Suzanne Bomhals

(1912-2000)

Le Réalisme Fantastique d'une Intimiste Surréaliste

   

Vous qui aimez la peinture, découvrez l'univers fantastique de Suzanne Bomhals (1912 - 2000), peintre animiste surréaliste. Le récit est étoffé de poèmes de Simone Kunhen de la Coeuillerie.

 
ENGLISH SUMMARY:

Suzanne Bomhals is a Belgian female painter living in Ghent (Belgium). Her paintings are sublime pieces of art who describe simple daily events. She is an autodidact and belong to any artistic school. Her art belongs to the fantastic realism as well as to the intimistic surrealism. However, in some way, is her work close to the atmosphere found in the paintings of Magritte, Delvaux, Labisse, De Chirico and Balthus. She creates a particular atmosphere and always stays herself during her long artistic carriere. Suzanne Bomhals dominates the painting technique. She knows how to draw and how to paint the minutest details of the reality. Her oeuvre has always shown a world full mysteries giving the spectator the possibility to have a personal interpretation. She was living in the historic center of Ghent in a splendid renaissance house together with her friend, the female poet Simone Kuhnen de la Coeuillerie, who describes with great sensibility, life in Flander's cities and particulary in the city of Ghent. The author also includes in his article some poestries written by Simone Kuhnen de la Coeuillerie.

Raoul Verbist

 

La première fois que j'ai rencontré Suzanne Bomhals c'était à Gand, fin 1998, dans sa petite maison du quai des Dominicains dont la façade a pignon de style renaissance flamand, patinée par le temps, se reflète tranquillement dans l'eau paisible de la Lys.
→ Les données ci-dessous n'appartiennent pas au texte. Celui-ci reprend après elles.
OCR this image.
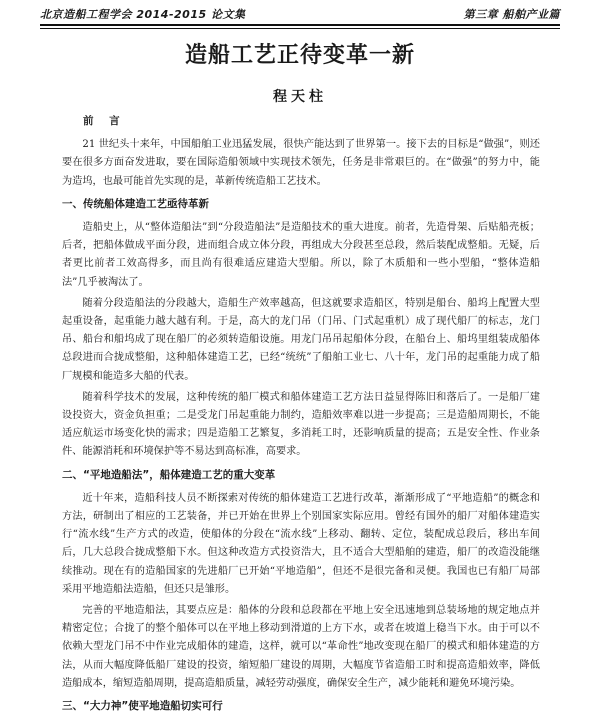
北京造船工程学会 2014-2015 论文集	第三章 船舶产业篇
造船工艺正待变革一新
程天柱
前 言

21 世纪头十来年，中国船舶工业迅猛发展，很快产能达到了世界第一。接下去的目标是“做强”，则还要在很多方面奋发进取，要在国际造船领域中实现技术领先，任务是非常艰巨的。在“做强”的努力中，能为造坞，也最可能首先实现的是，革新传统造船工艺技术。

一、传统船体建造工艺亟待革新

造船史上，从“整体造船法”到“分段造船法”是造船技术的重大进度。前者，先造骨架、后贴船壳板；后者，把船体做成平面分段，进而组合成立体分段，再组成大分段甚至总段，然后装配成整船。无疑，后者更比前者工效高得多，而且尚有很难适应建造大型船。所以，除了木质船和一些小型船，“整体造船法”几乎被淘汰了。

随着分段造船法的分段越大，造船生产效率越高，但这就要求造船区，特别是船台、船坞上配置大型起重设备，起重能力越大越有利。于是，高大的龙门吊（门吊、门式起重机）成了现代船厂的标志，龙门吊、船台和船坞成了现在船厂的必须转造船设施。用龙门吊吊起船体分段，在船台上、船坞里组装成船体总段进而合拢成整船，这种船体建造工艺，已经“统统”了船舶工业七、八十年，龙门吊的起重能力成了船厂规模和能造多大船的代表。

随着科学技术的发展，这种传统的船厂模式和船体建造工艺方法日益显得陈旧和落后了。一是船厂建设投资大，资金负担重；二是受龙门吊起重能力制约，造船效率难以进一步提高；三是造船周期长，不能适应航运市场变化快的需求；四是造船工艺繁复，多消耗工时，还影响质量的提高；五是安全性、作业条件、能源消耗和环境保护等不易达到高标准，高要求。

二、“平地造船法”，船体建造工艺的重大变革

近十年来，造船科技人员不断探索对传统的船体建造工艺进行改革，渐渐形成了“平地造船”的概念和方法，研制出了相应的工艺装备，并已开始在世界上个别国家实际应用。曾经有国外的船厂对船体建造实行“流水线”生产方式的改造，使船体的分段在“流水线”上移动、翻转、定位，装配成总段后，移出车间后，几大总段合拢成整船下水。但这种改造方式投资浩大，且不适合大型船舶的建造，船厂的改造没能继续推动。现在有的造船国家的先进船厂已开始“平地造船”，但还不是很完备和灵便。我国也已有船厂局部采用平地造船法造船，但还只是雏形。

完善的平地造船法，其要点应是：船体的分段和总段都在平地上安全迅速地到总装场地的规定地点并精密定位；合拢了的整个船体可以在平地上移动到滑道的上方下水，或者在坡道上稳当下水。由于可以不依赖大型龙门吊不中作业完成船体的建造，这样，就可以“革命性”地改变现在船厂的模式和船体建造的方法，从而大幅度降低船厂建设的投资，缩短船厂建设的周期，大幅度节省造船工时和提高造船效率，降低造船成本，缩短造船周期，提高造船质量，减轻劳动强度，确保安全生产，减少能耗和避免环境污染。

三、“大力神”使平地造船切实可行
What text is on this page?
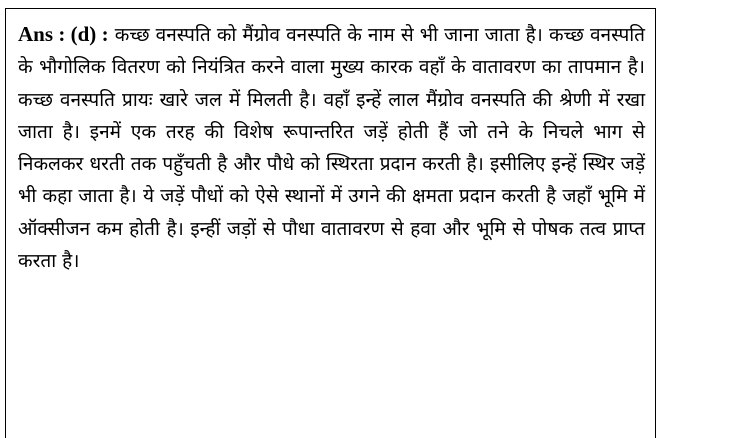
Ans : (d) : कच्छ वनस्पति को मैंग्रोव वनस्पति के नाम से भी जाना जाता है। कच्छ वनस्पति के भौगोलिक वितरण को नियंत्रित करने वाला मुख्य कारक वहाँ के वातावरण का तापमान है। कच्छ वनस्पति प्रायः खारे जल में मिलती है। वहाँ इन्हें लाल मैंग्रोव वनस्पति की श्रेणी में रखा जाता है। इनमें एक तरह की विशेष रूपान्तरित जड़ें होती हैं जो तने के निचले भाग से निकलकर धरती तक पहुँचती है और पौधे को स्थिरता प्रदान करती है। इसीलिए इन्हें स्थिर जड़ें भी कहा जाता है। ये जड़ें पौधों को ऐसे स्थानों में उगने की क्षमता प्रदान करती है जहाँ भूमि में ऑक्सीजन कम होती है। इन्हीं जड़ों से पौधा वातावरण से हवा और भूमि से पोषक तत्व प्राप्त करता है।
Lorsque je pénétrais dans la salle de séjour, l'artiste, assise pres de la fenêtre, m'accueillait avec simplicité. Je pouvais lire dans son regard bleu vif, devenu un peu opaque par le poids des années, une certaine tristesse qu'elle essayait de dissimuler. Par fierte elle essayait de cacher la détresse d'avoir du vieillir trop vite et de n'avoir pu continuer d'exercer l'art auquel elle avait consacré toute sa vie : la peinture. Je me rappelais d'une visite faite il y a 30 ans avec mes deux fils. Nous étions reçus dans cette même pièce. Rien n'y avait changé. La même lumière intime traversait la salle de séjour, une lumière diffuse, propice a peindre, semblable a celle que pénètre les intérieurs de Pieter de Hoogh ou de Vermeer.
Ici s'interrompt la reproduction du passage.